Dorian Gray’ın portresi tekrar tekrar okunacak, üzerine yeniden düşünülecek bir kitap. 1850’lerde yazıldığına inanamıyor insan, sanki bambaşka, daha modern bir zamanda Londra’dasınız. Bazen Basil’in atölyesinde, bazen bir davette, bazen Dorian’ın kıymetli taşlar ve işlemeli kumaşlarıyla olan odasında Lord Henry’le sohbetlerinin içindesiniz.
Lord Henry oldukça etkileyici bir kişilik. Sanki tüm duygularından arınmış, sadece hedonizme yönelen ve duyularıyla hareket eden biri.

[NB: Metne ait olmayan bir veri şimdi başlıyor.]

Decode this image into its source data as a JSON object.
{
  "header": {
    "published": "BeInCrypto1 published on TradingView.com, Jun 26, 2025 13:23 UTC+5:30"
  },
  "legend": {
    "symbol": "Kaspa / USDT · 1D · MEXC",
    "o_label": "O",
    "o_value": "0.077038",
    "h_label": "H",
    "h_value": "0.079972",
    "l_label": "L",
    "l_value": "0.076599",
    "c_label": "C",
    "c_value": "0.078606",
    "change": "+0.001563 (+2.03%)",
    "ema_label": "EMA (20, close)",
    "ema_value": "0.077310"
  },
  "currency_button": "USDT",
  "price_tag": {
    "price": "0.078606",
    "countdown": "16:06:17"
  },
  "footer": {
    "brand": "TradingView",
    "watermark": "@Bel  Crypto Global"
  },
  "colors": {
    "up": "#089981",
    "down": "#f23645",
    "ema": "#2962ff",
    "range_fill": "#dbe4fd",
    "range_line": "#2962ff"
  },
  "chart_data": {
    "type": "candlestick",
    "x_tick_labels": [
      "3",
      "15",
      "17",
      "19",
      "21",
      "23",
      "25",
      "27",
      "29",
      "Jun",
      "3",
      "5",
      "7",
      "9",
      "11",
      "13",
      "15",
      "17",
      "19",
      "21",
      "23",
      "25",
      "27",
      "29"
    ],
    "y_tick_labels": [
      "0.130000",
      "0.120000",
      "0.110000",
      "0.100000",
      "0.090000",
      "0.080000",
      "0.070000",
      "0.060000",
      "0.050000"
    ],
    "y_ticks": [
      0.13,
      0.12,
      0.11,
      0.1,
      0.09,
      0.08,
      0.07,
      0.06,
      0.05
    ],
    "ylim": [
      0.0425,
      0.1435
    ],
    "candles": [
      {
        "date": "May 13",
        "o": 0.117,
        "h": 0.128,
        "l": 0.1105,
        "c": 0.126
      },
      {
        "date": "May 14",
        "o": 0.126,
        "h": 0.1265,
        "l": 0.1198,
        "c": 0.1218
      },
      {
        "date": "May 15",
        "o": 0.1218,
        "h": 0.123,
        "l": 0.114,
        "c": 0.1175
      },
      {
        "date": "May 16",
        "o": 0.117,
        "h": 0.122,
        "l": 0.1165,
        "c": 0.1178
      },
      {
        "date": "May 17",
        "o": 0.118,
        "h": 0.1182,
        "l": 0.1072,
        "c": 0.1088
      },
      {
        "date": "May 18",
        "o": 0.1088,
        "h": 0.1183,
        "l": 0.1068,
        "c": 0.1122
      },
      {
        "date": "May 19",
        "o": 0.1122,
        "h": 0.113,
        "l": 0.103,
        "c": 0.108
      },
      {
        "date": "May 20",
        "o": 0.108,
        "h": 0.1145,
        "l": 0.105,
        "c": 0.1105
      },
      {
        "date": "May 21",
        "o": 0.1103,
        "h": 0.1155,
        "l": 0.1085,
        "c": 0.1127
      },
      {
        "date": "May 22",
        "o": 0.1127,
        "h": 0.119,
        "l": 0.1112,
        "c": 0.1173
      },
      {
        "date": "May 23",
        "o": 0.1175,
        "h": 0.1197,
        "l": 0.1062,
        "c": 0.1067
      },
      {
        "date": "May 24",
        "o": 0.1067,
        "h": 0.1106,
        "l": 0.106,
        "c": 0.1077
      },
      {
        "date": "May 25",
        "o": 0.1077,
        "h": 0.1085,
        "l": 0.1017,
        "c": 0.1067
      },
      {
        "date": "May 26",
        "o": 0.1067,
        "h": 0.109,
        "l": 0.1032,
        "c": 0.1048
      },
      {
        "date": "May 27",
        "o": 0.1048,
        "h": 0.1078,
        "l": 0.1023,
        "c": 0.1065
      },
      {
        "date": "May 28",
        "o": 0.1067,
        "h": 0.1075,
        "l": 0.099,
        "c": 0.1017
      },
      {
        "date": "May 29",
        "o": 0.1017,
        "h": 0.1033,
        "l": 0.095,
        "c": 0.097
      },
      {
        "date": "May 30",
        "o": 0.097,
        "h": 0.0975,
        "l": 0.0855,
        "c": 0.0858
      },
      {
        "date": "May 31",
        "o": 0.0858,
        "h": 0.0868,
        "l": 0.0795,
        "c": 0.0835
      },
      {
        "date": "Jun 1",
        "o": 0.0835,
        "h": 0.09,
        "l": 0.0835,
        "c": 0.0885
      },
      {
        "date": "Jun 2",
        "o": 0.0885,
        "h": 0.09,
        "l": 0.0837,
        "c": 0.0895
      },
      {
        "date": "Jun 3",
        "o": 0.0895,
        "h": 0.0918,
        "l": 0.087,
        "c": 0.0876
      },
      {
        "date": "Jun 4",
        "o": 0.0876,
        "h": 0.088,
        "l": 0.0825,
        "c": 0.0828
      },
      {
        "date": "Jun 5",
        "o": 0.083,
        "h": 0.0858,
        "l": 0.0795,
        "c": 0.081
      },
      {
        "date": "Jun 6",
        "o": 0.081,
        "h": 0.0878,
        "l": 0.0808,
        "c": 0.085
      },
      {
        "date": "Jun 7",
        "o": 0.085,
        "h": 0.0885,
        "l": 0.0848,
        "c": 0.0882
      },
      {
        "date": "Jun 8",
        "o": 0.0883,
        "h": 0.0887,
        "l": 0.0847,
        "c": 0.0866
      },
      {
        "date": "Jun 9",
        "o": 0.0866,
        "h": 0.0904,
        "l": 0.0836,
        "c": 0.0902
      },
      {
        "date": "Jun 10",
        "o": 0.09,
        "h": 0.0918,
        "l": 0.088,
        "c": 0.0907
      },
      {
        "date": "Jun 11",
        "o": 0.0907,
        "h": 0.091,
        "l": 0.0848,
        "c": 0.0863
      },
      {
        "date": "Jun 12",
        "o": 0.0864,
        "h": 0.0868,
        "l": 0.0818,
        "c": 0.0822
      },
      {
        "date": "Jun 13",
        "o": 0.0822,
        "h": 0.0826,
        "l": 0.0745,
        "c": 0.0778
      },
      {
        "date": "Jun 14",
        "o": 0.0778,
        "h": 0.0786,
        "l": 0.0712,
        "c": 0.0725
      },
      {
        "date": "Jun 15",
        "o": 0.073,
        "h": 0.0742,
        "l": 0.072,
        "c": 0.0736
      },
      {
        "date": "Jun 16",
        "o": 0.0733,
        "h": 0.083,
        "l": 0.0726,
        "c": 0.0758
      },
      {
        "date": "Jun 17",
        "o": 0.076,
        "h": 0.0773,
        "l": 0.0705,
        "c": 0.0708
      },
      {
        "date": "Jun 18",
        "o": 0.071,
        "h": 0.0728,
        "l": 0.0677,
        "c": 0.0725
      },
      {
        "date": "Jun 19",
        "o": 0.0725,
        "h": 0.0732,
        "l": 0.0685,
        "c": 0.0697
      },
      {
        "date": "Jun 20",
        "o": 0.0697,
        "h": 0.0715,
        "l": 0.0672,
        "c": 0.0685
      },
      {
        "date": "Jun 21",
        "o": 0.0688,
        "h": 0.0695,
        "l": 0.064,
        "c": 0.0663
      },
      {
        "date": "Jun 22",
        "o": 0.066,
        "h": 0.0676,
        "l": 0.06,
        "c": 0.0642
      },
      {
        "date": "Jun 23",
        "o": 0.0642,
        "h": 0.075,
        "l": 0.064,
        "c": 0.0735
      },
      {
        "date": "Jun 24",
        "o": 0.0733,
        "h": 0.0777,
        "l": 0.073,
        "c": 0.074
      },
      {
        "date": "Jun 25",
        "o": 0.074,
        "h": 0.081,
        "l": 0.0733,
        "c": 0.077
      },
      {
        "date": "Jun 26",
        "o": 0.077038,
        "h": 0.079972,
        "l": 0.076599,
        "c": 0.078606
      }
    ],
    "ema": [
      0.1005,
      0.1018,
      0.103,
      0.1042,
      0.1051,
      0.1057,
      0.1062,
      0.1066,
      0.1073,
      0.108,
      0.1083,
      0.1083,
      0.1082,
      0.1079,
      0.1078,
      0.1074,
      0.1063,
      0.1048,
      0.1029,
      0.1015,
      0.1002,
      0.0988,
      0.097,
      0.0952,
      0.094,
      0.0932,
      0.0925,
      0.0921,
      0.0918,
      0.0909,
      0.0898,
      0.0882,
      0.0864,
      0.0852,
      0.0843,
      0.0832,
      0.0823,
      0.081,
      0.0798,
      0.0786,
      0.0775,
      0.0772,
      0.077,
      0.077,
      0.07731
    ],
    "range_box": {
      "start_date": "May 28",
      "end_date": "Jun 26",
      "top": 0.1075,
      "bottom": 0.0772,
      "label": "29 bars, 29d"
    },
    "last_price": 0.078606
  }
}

Dorian’a olan duyguları neredeyse yok gibi, deneyini ve incelemelerini uzun yıllar kalbini bu işe karıştırmadan Dorian’ı izleyerek, etkileyerek devam ettiriyor. Onun zararsız gördüğü deneyi Dorian’ın potansiyeli ile birleşince ortaya Henry’nin bile tahmin etmediği sonuçlar çıkıyor.
Çünkü Dorian hiçbir dürtüsünü boğmak istemiyor.
“ Boğmaya çalıştığımız her dürtü zihnimize iyice yerleşiyor ve bizi zehirliyor. Vücut bir kez günah işler ve günahla ilişkisi kesilir, çünkü eylem bir tür arınmadır. Geriye bir hazzın anısından ya da pişmanlığın lüksünden başka bir şey kalmaz. Şeytana kapılmaktan kurtulmanın tek yolu ona boyun eğmektir. Karşı koyarsanız, ruhunuz kendine yasakladıklarına, kendi canavarca yasalarının canavarlaştırdığı ve yasadışı kıldığı şeyler karşı duyduğu arzu yüzünden hastalanır.”